Location: Horticultural Crops ResearchTitle: The relationship between temperature and development in Globodera ellingtonae
|KIEREN, SHANNON - Oregon State University|
Submitted to: Journal of Nematology
Publication Type: Peer Reviewed Journal
Publication Acceptance Date: 10/15/2015
Publication Date: 12/1/2015
Citation: Phillips, W.S., Kieren, S.R., Zasada, I.A. 2015. The relationship between temperature and development in Globodera ellingtonae. Journal of Nematology. 47:283-289.
Interpretive Summary: The potato cyst nematodes (PCN) Globodera rostochiensis and G. pallida occur worldwide and can cause over 80% yield loss of potato. Both of these nematodes are regulated pests in the U.S. Recently, a very similar nematode to PCN, G. ellingtonae was found in Oregon and Idaho. Little information exists regarding the developmental biology of this nematode. To address this question, growth chamber experiments were conducted and the development of G. ellingtonae on potato at different temperatures was monitored. It was found that the amount of time required for the nematode to complete development decreased with increasing temperatures. Additionally, the upper and lower temperatures at which development does not occur were determined. These observations allowed for the comparison of G. ellingtonae to other PCN. Temperature ranges for successful development of G. ellingtonae were more similar to G. rostochiensis than G. pallida. This research will be used by scientists and regulators to make decisions regarding the regulation of this nematode in the U.S.
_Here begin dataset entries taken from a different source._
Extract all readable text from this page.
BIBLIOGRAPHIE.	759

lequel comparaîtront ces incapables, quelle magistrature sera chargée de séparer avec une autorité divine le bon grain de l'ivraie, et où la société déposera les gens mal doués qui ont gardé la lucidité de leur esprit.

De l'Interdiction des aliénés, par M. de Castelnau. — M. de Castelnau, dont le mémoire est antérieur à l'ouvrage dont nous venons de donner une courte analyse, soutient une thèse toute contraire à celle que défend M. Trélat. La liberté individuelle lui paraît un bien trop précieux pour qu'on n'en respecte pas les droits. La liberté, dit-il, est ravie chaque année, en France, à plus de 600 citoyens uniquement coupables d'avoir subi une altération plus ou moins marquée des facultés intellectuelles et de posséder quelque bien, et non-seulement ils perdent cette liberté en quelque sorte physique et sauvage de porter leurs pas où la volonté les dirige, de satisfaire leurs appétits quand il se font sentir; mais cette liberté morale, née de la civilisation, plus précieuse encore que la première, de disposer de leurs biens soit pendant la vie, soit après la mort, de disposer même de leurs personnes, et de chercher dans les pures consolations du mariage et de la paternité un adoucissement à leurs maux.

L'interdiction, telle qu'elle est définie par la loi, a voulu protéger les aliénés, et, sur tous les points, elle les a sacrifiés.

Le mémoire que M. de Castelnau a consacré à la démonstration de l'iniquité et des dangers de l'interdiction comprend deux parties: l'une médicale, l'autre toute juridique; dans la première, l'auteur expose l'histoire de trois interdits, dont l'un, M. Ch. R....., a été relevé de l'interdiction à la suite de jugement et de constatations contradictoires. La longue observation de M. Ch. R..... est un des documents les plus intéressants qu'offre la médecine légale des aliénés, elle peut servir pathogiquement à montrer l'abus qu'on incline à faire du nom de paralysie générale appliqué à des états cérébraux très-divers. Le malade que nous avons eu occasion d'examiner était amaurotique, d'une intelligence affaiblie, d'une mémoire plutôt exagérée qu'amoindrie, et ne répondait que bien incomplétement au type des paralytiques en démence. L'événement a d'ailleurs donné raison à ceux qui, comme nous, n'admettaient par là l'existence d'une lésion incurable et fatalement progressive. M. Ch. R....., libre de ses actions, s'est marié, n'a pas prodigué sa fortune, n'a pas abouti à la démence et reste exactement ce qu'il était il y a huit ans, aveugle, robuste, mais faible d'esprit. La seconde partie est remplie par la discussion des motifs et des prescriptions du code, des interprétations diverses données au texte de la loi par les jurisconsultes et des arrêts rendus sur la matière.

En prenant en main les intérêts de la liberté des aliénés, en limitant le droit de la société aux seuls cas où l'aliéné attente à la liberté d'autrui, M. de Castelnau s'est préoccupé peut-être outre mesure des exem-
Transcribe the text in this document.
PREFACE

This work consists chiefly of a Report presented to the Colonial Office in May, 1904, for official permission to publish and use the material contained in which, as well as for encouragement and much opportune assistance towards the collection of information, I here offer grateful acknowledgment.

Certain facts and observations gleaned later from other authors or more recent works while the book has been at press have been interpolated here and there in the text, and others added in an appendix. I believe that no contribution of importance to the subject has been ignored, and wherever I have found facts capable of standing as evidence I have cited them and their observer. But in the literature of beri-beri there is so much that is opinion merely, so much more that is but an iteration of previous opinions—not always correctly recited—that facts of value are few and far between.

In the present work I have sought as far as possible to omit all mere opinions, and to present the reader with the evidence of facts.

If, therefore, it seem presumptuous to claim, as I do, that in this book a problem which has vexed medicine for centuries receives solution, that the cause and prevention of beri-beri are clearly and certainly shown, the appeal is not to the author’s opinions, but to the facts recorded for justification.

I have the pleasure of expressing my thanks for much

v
Technical Abstract: A new cyst nematode species, Globodera ellingtonae, was recently described from populations in Oregon and Idaho; this nematode has been shown to reproduce on potato. Because of this nematodes close relationship to the potato cyst nematodes, G. rostochiensis and G. pallida, an understanding of the risk of potential spread of this new nematode, including prediction of potential geographical distribution, is required. To determine the development of G. ellingtonae under different temperatures, we conducted growth chamber experiments over a range of temperatures (10°C to 26.5°C) and tracked length of time to various developmental stages, including adult females bearing the next generation of eggs. The time to peak population densities of G. ellingtonae life stages generally increased with decreasing temperature. Regression of the inverse time in days to weighted mean peak population densities of second-stage (J2) and third-stage (J3) juveniles yielded different base temperatures: 6.3°C and 4.4°C for J2 and J3, respectively. Setting a base temp of 6°C allowed calculation of the degree days (DD6) over which different life stages occurred. The largest population densities of J2 were found in roots between ~50 and 200 accumulated DD6. Population densities of J3 peaked between 200 and 300 DD6. Once present in the soil, 300 to 400 DD6, adult males remained detectable for approximately 500 DD6. The DD6 until 50% of eggs contained vermiform juveniles ranged from 784 to 884. Given the similarity in temperature ranges for successful development we found between G. ellingtonae and G. rostochiensis, G. ellingtonae populations likely could survive in the same geographic range in which G. rostochiensis now occurs.